October 31; In a rare display of solidarity, Russian President Yeltsin and the rancorous Duma have reached a joint agreement on their opposition to the US anti-missile system. Denouncing the National Missile Defense system in the strongest terms, Russia said that the US was entirely responsible for the negative impacts of undermining the ABM Treaty.--Stephen V Cole
October 31; Russia wants to replace the ancient Su-17 strike planes based in the Crimea with more modern Su-24s, but the Ukrainians are stalling the move by insisting on inspecting the planes to ensure that they are no longer capable of carrying nuclear weapons. Russia charges that the nuclear issue is a smokescreen to avoid allowing it to send the planes to the region.--Stephen V Cole
October 31; Russia has spent most of its defense procurement funds for the last five years on modernizing the strategic missile arsenal. There has, for all practical purposes, been no spending on new ground combat weapons since 1994. This is, perhaps, because the Defense Ministry is led by General Sergeyev, once head of the Strategic Rocket Forces. This has left the ground forces in serious trouble as they face their new campaign in Chechnya.--Stephen V Cole
October 30; The Red Cross protested when Russian aircraft fired on a Red Cross convoy near Grozny. The Russians said they fired after they were first fired upon. The Russians expect that the Chechens would use the Red Cross symbol to protect their troops. The number of Chechen refugees is approaching 200,000. Russian warplanes continued to bomb Grozny day and night.
October 29; Russia's navy is in such sad shape that only four of their fifty nuclear subs are combat ready. Legislators mentioned this during a debate on allocating $29.2 million to make repairs on 24 of the non-operational subs.
October 29; Commanders of some Russian Army units are so desperate for cash that they are renting out hundreds of troops as laborers to local companies. The money is then used to support the rest of the unit and pay salaries. Some of the troops have complained about this practice, but most have found it to be just another facet of Russian life and treat the practice with an attitude that could be described as "What else is new?" Problems arose, however, when units in the Caucasus did this. Chechen rebels (before the Russian invasion) found the labor detachments to be the perfect place to pick up a few Russian prisoners who could be held hostage, exchanged for ransom, or simply tortured to death. The situation came to the attention of authorities when some officers actually began selling their more troublesome soldiers to the Chechens directly, avoiding the bother of having them kidnapped.--Stephen V Cole
October 29; Russia has declared that the priority in its next defense budget will shift to replacing the spy satellite fleet. Russia has 130 spacecraft in orbit, of which about 80 are military. About half of these no longer work, and at least half of the rest are beyond their design lifetimes. Many of these show degraded performance, and loss of some capability on one or more satellites is all but a weekly event. Only one Russian satellite can provide photos of Chechnya, and it cannot maintain a real-time datalink with the ground commanders, meaning that the most recent photos available to front line troops are those that were just flown in from satellite control centers inside Russia (which may have been hours old when downloaded).--Stephen V Cole
October 28; Russia reports that 80 percent of the escape routes from Grozny are cut and in another week or so, the city will be totally surrounded. Russian troops are now within ten kilometers of the city. In the last 24 hours, over a hundred warplane and (helicopter) gunship sorties were flown against targets in Grozny. Russia is using it's Mo-24 gunship aggressively, indicating that the Russians feel the Chechens do not have much anti-aircraft capability left. Apparently the Russians are using long range rockets and cruise missiles against bunkers and headquarters.

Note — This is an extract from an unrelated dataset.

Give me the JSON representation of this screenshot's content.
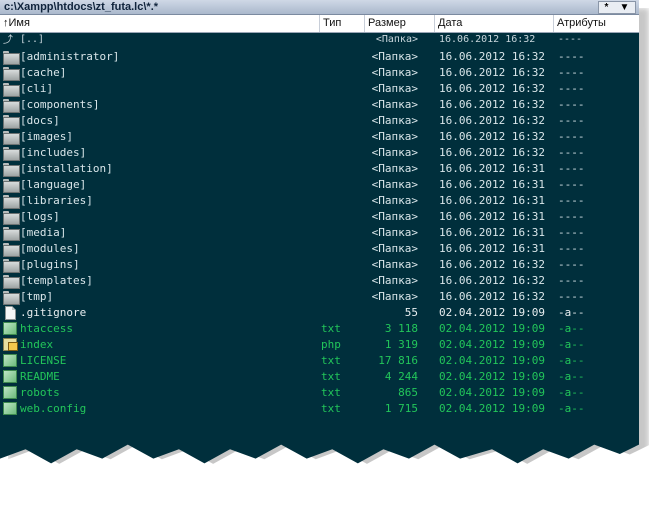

October 28; The Czech Republic is receiving $11.1 million in aircraft spare parts from Russia as part of its debt payments.--Stephen V Cole
October 27; Russia opening five roads for the nearly 200,000 Chechen refugees fleeing the fighting. Two roads will lead to Dagestan, one to Ingushetia, one to North Ossetia and one Stavropol. The refugees have good reason to flee, with over a hundred civilians being killed or wounded each day. Russian artillery hits Grozny and villages on the outskirts daily, and at night. Groups of armed Chechens barricade themselves in villages and force the Russians to blast them out. The Russians, not willing to take the kind of casualties they suffered during the 1993-96 Chechen war, now methodically surround defended villages, and then take them apart house by house with artillery and tank fire. Russian infantry rush into the ruins and finish off any survivors, or take an occasional prisoner for interrogation. The Russians may have underestimated the Chechens in 1993, but they don't now. Winter has begun in the Caucasus, and it's a miserable kind of war, with few prisoners taken by either side.